We have been having some problems lately with our installation. We are
using Sendmail+clamav-milter+clamd as our antivirus solution, over an
RedHat Linux with a 2.4.21 kernel (RH9).

We added a sort of tarpitting solution to our sendmail in order to
stop people from scanning our userbase. What this means is that
responses to SMTP "rcpt to" gets delayed when the envelope user is
unknown. The more you miss, the more you get delayed (its
exponential). So what happens is that some SMTP clients may have to
wait up to 15 minutes for a response from Sendmail if the miss to many
recipents.

This has worked well with our sendmail, but clamav-milter seems to be
suffering. What happens is that the maximum number of childs are
reached in a 2-4 hour period, after that, we have to reset the
clamav-milter and start over.

clamav-milter[9957]: hit max-children limit (240 >= 240): waiting for
some to exit

This seems reasonable, as each SMTP client tend to stay more time
"online", locking for more time a clamav-milter thread.

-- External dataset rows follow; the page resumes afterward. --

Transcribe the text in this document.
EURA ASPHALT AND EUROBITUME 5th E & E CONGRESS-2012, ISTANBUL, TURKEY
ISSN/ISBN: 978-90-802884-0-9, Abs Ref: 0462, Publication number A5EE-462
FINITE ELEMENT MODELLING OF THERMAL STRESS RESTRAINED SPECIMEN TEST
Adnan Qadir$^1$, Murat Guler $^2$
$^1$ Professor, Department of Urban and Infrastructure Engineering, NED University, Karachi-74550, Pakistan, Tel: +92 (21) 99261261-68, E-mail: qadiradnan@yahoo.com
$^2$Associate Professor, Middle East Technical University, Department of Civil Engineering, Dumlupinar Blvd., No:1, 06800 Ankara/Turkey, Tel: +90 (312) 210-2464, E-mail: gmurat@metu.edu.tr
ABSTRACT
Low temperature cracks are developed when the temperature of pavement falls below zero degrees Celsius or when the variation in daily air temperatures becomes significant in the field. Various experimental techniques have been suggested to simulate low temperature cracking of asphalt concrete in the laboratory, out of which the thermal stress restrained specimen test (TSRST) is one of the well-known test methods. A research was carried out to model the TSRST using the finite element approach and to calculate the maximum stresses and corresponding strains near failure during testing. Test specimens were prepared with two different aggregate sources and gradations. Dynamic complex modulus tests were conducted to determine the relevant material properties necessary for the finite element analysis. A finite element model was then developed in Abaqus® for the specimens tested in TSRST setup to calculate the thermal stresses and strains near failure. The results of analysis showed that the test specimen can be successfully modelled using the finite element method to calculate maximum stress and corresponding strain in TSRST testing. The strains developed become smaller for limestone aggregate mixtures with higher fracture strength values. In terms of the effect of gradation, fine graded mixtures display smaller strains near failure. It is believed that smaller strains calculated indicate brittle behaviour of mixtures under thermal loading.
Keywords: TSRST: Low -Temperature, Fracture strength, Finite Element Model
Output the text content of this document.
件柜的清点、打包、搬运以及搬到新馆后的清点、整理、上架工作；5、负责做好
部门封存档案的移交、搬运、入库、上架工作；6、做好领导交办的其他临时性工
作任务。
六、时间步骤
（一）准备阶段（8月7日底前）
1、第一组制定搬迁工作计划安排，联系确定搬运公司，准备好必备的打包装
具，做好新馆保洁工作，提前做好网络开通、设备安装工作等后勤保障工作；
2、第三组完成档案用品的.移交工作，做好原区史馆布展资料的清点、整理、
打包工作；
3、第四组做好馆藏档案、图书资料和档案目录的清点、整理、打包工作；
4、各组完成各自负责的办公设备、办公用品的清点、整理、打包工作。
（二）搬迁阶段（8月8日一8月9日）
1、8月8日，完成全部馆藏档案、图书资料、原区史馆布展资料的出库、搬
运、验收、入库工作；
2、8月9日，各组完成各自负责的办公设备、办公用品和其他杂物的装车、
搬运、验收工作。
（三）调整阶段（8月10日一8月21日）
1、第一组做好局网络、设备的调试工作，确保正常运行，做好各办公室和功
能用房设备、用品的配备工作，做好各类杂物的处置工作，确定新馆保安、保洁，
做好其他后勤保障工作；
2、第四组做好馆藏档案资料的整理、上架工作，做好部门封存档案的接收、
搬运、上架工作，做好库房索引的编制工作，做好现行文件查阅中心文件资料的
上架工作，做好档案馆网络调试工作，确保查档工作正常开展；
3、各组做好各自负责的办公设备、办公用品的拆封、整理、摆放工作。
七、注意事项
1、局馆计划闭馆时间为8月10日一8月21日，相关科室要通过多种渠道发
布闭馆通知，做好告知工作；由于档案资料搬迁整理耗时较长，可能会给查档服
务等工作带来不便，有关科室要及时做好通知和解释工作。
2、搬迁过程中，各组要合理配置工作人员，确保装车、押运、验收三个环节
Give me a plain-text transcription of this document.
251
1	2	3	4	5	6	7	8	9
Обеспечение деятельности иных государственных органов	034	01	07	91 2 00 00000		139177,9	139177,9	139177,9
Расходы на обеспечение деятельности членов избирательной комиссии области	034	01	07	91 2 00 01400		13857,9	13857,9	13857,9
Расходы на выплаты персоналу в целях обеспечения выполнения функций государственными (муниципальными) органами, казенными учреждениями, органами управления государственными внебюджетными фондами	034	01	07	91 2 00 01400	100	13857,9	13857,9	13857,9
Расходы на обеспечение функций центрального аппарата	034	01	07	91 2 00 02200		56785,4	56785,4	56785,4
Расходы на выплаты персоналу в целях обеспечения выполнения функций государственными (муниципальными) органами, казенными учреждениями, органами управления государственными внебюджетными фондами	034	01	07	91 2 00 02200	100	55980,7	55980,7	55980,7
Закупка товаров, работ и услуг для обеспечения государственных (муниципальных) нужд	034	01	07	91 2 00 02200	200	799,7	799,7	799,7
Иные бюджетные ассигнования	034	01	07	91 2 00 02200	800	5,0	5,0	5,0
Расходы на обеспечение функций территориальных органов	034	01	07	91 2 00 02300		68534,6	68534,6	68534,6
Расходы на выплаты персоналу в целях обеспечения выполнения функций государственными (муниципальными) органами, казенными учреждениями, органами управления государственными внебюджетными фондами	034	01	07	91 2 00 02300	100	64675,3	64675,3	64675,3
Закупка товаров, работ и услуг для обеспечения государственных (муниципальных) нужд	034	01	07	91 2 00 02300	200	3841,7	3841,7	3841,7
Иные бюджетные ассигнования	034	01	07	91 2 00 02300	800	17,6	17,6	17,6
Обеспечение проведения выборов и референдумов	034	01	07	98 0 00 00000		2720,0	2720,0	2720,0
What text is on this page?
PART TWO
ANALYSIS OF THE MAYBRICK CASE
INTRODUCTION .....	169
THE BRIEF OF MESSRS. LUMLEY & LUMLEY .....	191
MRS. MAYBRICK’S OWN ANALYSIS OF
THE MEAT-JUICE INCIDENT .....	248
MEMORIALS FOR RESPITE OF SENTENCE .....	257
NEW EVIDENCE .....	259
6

So what we did was to increment the number of childers to an even
bigger value. But then we started to hit with other problems:

clamav-milter[1932]: ClamAv: thread_create() failed: 12, try again

We did an strace to that process, only to find out that we are running
out of memory:

mmap2(NULL, 10489856, PROT_READ|PROT_WRITE|PROT_EXEC,
MAP_PRIVATE|MAP_ANONYMOUS, -1, 0) = -1 ENOMEM (Cannot allocate memory)

This is consistent with what a ps -axu reports. It reports more that 3
GB of memory in use, which is AFIK the max memory one single process
can address.

However, it does not seems to be reasonable to have each thread
reserve 10MB of memory (note the mmap2 call). Is it possible to reduce
that value? I did not find that call on the code.

We tried to reduce the StreamMaxLength and ArchiveMaxFileSize on
clamd.conf without success (just blind-shooting :-))

Any clue how this can be approached?